Slashdot Mirror
NoScript Awarded $10,000
An anonymous reader noted an interesting bit of information about a tool a ton of Slashdot users make use of every day: "NoScript has been chosen as the recipient of the DRG Security Innovation Grant. This is a great honor and a spur to keep making the Web a safer place. I feel the urge to thank the committee for recognizing NoScript as a pioneering force in browser security, and the community of contributors, researchers, translators, beta testers, and loyal users who keep this project alive day after day. The grant will fund the effort to merge the current two development lines, i.e. 'traditional' NoScript for desktop environment."
The fact that this ever had to be an *add-on* is just shameful. The fact that IE and Safari still don't have it (or something very similar) is close to criminal. Okay, Chrome has NotScripts, but that apparently requires some weird hacking to use securely.
And, no, the non-default ability to turn *all* scripts on or off isn't even close to the same thing. As the great Jules would say--it's not the same ballpark, not the same league, not even the same sport.
SJW: Someone who has run out of real oppression, and has to fake it.
Yes, two fucking years ago the guy made a poor decision in the heat of the moment which he later apologized for. We should definitely crucify him for it forever.
That's too bad, because it's awesome. I haven't found anything else that comes close to how flexible and easy to use it is.
As far as trust goes - I trust the developer of NoScript over the entirety of the javascript code injected by advertising and tracking agencies out there.
By the way - did you read the NoScript developer's mea culpa?
My Other Computer Is A Data General Nova III.
It certainly was a while ago and he did apologize (after the backlash), and I agree that we shouldn't hold it against him forever. Still, I tend to be wary of NoScript these days because of it. I'm not sure I would trust someone who abused his position like that with a $10k grant is all. Maybe I'm being unreasonable, but I don't think it's a big leap to think that someone who abused their position for monetary gain once might do so again. And it's definitely something that I think people who use NoScript should know about, old or not.
JavaScript [...] is extremely helpful for making useful, clean, modern websites.
I'll see your "useful, clean, modern" and raise you "glacial, bloated, bug-ridden".
Both JS and non-JS sites can be written well or poorly, and I'm not averse to a little javascript where it demonstrably improves the user experience, such as auto-focus into form fields for example. However, the problem is that some designers/developers just don't know when to stop, and seemingly only test their results on a gigabit LAN with a browser on their quad-core monster. As a consequence they think nothing of pulling in scripts and libraries from half a dozen sources and then proceed to use only one tenth of that code in the page. Frequently I see JS code where the whole way through it keeps testing over and over again for specific user agents so that it can choose which hackish workaround to employ instead of testing once and pulling in a brower-specific library. I have a 10Mbps broadband connection here and some pages take longer to load and render than they did 15 years ago.

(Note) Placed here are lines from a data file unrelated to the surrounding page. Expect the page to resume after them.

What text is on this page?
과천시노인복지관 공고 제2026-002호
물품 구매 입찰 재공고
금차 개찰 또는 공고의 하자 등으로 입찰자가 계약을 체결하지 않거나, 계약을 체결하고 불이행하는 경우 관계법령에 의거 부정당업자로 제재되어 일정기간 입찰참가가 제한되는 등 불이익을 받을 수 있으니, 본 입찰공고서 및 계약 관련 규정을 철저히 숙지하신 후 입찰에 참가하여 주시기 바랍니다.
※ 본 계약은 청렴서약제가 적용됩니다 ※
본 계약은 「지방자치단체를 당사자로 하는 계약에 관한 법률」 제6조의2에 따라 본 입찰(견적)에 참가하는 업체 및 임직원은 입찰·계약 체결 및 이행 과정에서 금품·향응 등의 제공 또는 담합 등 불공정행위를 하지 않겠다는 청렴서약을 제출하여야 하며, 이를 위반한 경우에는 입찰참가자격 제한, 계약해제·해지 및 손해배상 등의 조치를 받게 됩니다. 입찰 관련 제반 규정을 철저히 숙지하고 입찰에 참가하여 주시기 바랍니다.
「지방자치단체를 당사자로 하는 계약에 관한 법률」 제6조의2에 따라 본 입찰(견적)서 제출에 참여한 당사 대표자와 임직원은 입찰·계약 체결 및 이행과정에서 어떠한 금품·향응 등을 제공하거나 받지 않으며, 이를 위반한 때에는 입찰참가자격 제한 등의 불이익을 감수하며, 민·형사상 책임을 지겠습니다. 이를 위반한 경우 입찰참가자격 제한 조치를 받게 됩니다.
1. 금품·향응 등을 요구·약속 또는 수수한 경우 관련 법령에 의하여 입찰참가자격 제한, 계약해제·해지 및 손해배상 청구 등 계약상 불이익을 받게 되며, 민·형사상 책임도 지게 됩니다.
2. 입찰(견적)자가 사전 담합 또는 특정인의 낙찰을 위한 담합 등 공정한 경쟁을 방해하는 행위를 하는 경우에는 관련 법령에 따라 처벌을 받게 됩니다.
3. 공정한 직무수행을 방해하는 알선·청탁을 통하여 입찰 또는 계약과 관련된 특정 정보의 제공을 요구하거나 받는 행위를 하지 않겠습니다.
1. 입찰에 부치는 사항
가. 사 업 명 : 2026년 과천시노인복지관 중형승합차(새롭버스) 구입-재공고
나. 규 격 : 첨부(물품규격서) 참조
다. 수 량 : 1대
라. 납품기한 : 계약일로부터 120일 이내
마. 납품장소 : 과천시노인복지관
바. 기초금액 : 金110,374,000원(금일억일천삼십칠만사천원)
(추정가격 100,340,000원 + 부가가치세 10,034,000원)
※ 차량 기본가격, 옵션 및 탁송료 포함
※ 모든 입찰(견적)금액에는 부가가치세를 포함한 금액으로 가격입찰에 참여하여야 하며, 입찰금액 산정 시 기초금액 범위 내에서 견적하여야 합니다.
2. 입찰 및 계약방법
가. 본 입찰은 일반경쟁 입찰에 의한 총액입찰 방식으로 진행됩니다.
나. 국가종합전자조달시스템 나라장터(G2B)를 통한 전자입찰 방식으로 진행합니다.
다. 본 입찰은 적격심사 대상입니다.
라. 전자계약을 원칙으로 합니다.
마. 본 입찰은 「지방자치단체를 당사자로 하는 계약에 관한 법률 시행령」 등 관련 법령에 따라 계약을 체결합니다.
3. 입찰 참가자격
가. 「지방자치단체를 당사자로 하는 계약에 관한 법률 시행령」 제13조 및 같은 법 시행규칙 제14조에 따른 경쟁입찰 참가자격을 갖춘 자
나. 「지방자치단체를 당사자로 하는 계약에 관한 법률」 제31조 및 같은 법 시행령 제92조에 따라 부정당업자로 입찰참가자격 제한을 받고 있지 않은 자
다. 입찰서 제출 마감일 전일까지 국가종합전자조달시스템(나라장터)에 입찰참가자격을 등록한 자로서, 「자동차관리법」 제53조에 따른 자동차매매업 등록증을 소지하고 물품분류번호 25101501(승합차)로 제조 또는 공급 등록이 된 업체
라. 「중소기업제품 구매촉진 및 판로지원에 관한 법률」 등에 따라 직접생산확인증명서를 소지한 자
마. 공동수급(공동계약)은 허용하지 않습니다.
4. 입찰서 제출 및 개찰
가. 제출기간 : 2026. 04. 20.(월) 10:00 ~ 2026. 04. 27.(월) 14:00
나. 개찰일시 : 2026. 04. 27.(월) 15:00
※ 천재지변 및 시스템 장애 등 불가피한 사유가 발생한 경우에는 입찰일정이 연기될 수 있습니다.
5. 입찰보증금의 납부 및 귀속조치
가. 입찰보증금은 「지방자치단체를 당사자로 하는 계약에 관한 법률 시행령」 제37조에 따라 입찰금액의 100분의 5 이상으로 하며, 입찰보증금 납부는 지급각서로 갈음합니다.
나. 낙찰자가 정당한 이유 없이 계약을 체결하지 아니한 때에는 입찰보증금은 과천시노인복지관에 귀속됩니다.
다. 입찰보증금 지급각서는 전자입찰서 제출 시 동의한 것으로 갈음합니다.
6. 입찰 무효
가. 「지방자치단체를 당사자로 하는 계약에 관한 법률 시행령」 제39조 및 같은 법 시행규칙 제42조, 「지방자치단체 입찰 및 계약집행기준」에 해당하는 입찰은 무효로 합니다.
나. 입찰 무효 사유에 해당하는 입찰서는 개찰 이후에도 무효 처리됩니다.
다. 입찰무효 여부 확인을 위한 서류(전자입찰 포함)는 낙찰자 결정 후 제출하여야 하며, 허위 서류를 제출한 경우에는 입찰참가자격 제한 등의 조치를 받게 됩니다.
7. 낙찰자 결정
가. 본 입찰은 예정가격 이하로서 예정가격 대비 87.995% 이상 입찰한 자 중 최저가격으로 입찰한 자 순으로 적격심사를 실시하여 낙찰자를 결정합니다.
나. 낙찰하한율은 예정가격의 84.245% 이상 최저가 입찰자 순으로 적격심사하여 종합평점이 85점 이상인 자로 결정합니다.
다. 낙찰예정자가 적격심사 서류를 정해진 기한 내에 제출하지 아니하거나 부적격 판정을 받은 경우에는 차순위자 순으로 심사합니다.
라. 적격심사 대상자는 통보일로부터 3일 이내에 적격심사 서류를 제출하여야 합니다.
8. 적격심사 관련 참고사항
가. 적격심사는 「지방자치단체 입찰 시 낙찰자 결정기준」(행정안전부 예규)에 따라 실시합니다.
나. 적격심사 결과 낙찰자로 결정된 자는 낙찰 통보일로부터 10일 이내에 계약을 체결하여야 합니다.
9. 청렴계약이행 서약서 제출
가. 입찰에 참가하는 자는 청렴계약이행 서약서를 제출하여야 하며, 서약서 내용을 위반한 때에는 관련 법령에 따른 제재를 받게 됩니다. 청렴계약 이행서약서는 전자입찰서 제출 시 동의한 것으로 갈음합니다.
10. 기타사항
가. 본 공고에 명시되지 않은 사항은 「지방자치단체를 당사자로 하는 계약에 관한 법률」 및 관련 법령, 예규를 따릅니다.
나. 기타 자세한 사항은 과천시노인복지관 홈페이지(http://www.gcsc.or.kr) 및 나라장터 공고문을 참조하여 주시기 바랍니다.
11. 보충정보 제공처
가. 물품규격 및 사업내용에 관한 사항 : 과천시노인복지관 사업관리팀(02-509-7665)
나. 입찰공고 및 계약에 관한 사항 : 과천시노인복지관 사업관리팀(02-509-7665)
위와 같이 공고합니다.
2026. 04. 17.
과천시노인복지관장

Good designers and devs can produce excellent JS-based sites. But the other 99% are just a struggle to use and a good proportion of those are close to unusable.
Burns: We're building a casino!
McAllister: Arrr. Give me 5 minutes.
So he has a stupid spat with the guys at AdBlock Plus. So what?
People make stupid mistakes every once in a while. He apologized, and hasn't done anything dumb since. In the meantime, NoScript has continued to be a valuable tool that I add to every Firefox installation I use (well, all once he adds support for Firefox Mobile.)
There are plenty of vulnerabilities found that do not need scripts, lets not make NoScript out to be more than what it is.
I'm sorry, I've got to call BS. That's like saying "There are plenty of illnesses out there that aren't virus-based or bacterial, so let's not make washing our hands out to be more important than it is."
Fact is, NoScript is an invaluable resource, with a clear, easy-to-use interface, and even the less-than-tech-savvy user can use it to vastly reduce their chance of 'catching' something. Yes, it does not provide perfect protection from everything, but I'm afraid the only way you can achieve that is to pull the plug on teh interwebs and live in your own virtual 'bubble'.
I for one applaud this award as well-deserved. Good on them!
"I love animals! Some are cute, others are tasty, what's not to like?" - Betsy Schroeder, Jeopardy contestant
Javascript itself isn't the problem so much as the tendency to need to allow javascript from 20 or 30 sites just to view a page in its entirety. Typically they don't tell you what sites they genuinely use so if you don't recognize the domain name then you don't have any way of knowing if it's intended to be executed by the web devs.
Government. Is there anything it can do that does not hurt the economy? If it can, I haven't found one example yet so far.
+5 ironic for writing that on the internet.
When information is power, privacy is freedom.